Animal studies point to several avenues for developing new therapies for SCI, including medicines that promote regeneration and transplantation strategies. Neuroprotective medicines may present interesting opportunities for therapeutic intervention. These include antioxidants, calcium channel blockers, and molecules that control the action of neurotransmitters.
Preliminary clinical trials of GM-1 ganglioside have shown that the agent may be useful in preventing secondary damage in acute SCI, and other studies suggest that it may also improve neurological recovery during rehabilitation. Compounds that enhance nerve signalling form another category of potential therapies.
New insights about how cells die will affect research and development in SCI. Until recently, most cell death in SCI was attributed to necrosis, in which cells swell and break open.
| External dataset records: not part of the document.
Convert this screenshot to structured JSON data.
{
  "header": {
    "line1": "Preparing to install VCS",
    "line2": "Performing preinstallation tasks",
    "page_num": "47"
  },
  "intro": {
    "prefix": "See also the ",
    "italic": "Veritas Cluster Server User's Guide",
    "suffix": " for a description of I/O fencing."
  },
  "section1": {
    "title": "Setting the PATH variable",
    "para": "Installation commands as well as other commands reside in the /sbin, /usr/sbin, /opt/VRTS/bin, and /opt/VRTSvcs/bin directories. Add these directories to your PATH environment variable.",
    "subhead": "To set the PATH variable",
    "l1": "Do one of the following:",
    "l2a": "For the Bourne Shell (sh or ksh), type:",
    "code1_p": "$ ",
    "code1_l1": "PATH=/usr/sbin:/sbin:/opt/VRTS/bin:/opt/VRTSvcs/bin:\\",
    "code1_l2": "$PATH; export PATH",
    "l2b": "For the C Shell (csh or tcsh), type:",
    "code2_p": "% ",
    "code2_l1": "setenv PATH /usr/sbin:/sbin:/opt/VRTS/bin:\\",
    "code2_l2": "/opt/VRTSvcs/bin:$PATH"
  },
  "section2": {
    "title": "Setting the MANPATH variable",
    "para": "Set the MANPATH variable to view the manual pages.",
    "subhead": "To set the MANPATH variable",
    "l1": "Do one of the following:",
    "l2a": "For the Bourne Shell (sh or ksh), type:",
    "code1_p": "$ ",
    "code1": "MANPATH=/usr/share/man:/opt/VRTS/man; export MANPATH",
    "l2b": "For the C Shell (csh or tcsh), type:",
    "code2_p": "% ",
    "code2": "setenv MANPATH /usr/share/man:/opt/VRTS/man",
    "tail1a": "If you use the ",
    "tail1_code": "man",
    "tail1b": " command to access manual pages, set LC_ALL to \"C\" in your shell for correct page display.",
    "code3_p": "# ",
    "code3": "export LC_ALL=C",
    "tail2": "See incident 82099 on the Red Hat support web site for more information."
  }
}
Scientists have shown that some cells die as a result of apoptosis, a form of controlled death in which damaged cells die with less harm to their surrounding area. Blocking apoptosis may be another avenue to improve recovery after SCI.
Medicines designed to promote regeneration, factors governing the supply of nutrients to the nerve cells, and growth-inhibiting substances make up another class. Other interventions, such as transplantation and peripheral nerve grafts, may also show promise in regrowing spinal cord tracts and promoting recovery of function.